10 Pages Posted: 18 Jun 2019 Last revised: 4 Sep 2020
Date Written: March 7, 2019
On December 7, 2018, the Delaware Supreme Court upheld the Delaware Court of Chancery’s October 1, 2018 decision which held that Fresenius Kabi AG, a German pharmaceuticals company, had properly terminated its merger agreement with Akorn, Inc., a U.S. generic pharmaceuticals company. Akorn is the first time that a Delaware court has permitted the termination of a merger agreement on the basis of a material adverse effect, commonly known as a “MAC” or “MAE”. While the Delaware courts have previously opined on the scope and effect of MAC provisions in public merger agreements, no buyer had previously been able to successfully terminate a merger agreement on such grounds.
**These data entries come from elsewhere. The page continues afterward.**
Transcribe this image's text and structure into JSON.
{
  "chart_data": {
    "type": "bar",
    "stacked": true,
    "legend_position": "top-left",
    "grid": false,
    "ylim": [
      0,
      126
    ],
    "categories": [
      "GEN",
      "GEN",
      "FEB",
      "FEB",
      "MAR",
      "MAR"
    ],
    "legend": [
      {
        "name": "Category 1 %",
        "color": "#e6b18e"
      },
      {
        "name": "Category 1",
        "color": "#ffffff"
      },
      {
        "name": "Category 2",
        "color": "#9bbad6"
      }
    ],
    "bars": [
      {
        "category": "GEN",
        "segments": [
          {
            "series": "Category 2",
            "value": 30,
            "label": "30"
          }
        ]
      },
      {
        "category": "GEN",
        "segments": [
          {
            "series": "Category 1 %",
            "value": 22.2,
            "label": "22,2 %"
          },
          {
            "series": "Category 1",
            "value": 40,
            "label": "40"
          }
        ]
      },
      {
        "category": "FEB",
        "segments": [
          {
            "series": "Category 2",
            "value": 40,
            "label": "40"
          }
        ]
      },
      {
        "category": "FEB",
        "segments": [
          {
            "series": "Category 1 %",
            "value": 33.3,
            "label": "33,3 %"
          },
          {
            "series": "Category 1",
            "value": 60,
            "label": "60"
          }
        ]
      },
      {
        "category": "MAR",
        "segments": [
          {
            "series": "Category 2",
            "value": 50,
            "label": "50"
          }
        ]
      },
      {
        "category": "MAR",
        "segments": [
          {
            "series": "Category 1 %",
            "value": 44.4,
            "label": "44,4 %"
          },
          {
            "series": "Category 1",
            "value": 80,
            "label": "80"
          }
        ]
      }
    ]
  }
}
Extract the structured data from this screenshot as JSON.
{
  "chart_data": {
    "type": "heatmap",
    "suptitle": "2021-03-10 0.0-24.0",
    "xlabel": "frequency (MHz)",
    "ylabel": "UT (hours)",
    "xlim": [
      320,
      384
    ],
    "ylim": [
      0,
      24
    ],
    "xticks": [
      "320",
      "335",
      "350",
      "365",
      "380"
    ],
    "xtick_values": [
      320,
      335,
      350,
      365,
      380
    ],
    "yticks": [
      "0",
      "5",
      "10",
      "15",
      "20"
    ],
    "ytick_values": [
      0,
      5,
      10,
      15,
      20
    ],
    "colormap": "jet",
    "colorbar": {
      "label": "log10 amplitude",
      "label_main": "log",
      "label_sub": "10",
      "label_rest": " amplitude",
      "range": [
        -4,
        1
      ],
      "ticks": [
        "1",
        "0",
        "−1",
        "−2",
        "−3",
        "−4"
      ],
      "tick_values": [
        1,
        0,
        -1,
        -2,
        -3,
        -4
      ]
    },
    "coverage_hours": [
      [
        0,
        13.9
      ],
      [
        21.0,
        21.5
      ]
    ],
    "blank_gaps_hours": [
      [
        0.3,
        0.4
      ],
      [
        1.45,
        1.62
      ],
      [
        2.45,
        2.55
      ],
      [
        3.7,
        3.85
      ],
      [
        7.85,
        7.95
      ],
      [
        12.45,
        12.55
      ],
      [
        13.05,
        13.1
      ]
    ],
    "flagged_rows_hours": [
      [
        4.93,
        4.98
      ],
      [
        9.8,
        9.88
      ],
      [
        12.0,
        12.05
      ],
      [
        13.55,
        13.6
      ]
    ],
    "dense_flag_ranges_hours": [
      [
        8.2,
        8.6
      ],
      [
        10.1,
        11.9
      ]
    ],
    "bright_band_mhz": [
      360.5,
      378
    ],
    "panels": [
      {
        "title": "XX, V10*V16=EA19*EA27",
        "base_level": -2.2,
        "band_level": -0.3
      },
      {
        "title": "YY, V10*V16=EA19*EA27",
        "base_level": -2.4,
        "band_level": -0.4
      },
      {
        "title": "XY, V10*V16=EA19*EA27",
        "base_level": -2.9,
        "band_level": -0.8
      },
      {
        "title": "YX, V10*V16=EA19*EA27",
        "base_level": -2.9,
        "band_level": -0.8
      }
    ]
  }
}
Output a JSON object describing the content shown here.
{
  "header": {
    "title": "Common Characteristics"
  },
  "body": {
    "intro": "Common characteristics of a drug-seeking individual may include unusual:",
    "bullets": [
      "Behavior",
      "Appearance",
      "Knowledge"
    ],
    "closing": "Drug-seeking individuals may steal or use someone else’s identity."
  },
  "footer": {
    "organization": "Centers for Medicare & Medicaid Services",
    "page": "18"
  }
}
Akorn upends a longstanding view among practitioners that the Delaware courts will generally decline to recognise a MAC and demonstrates, that given sufficiently egregious facts and relevant merger agreement provisions, the Delaware courts will allow a buyer to walk away from a merger agreement based on changed circumstances or contractual breaches. Akorn also provides new insights and guidance on how Delaware courts may interpret MAC provisions as well as practical considerations relevant to M&A negotiations, merger agreement drafting, and how to handle unexpected negative developments going forward. The Delaware Supreme Court’s twopage affirmation was as terse as the 246-page Court of Chancery opinion was exhaustive, so the discussion below is largely drawn from the latter opinion by Vice Chancellor Laster.
Keywords: MAC, Material Adverse Change, Material Adverse Effect, Termination of Merger, Akorn, Vice Chancellor Laster, J. Travis Laster, US, USA, United States, U.S.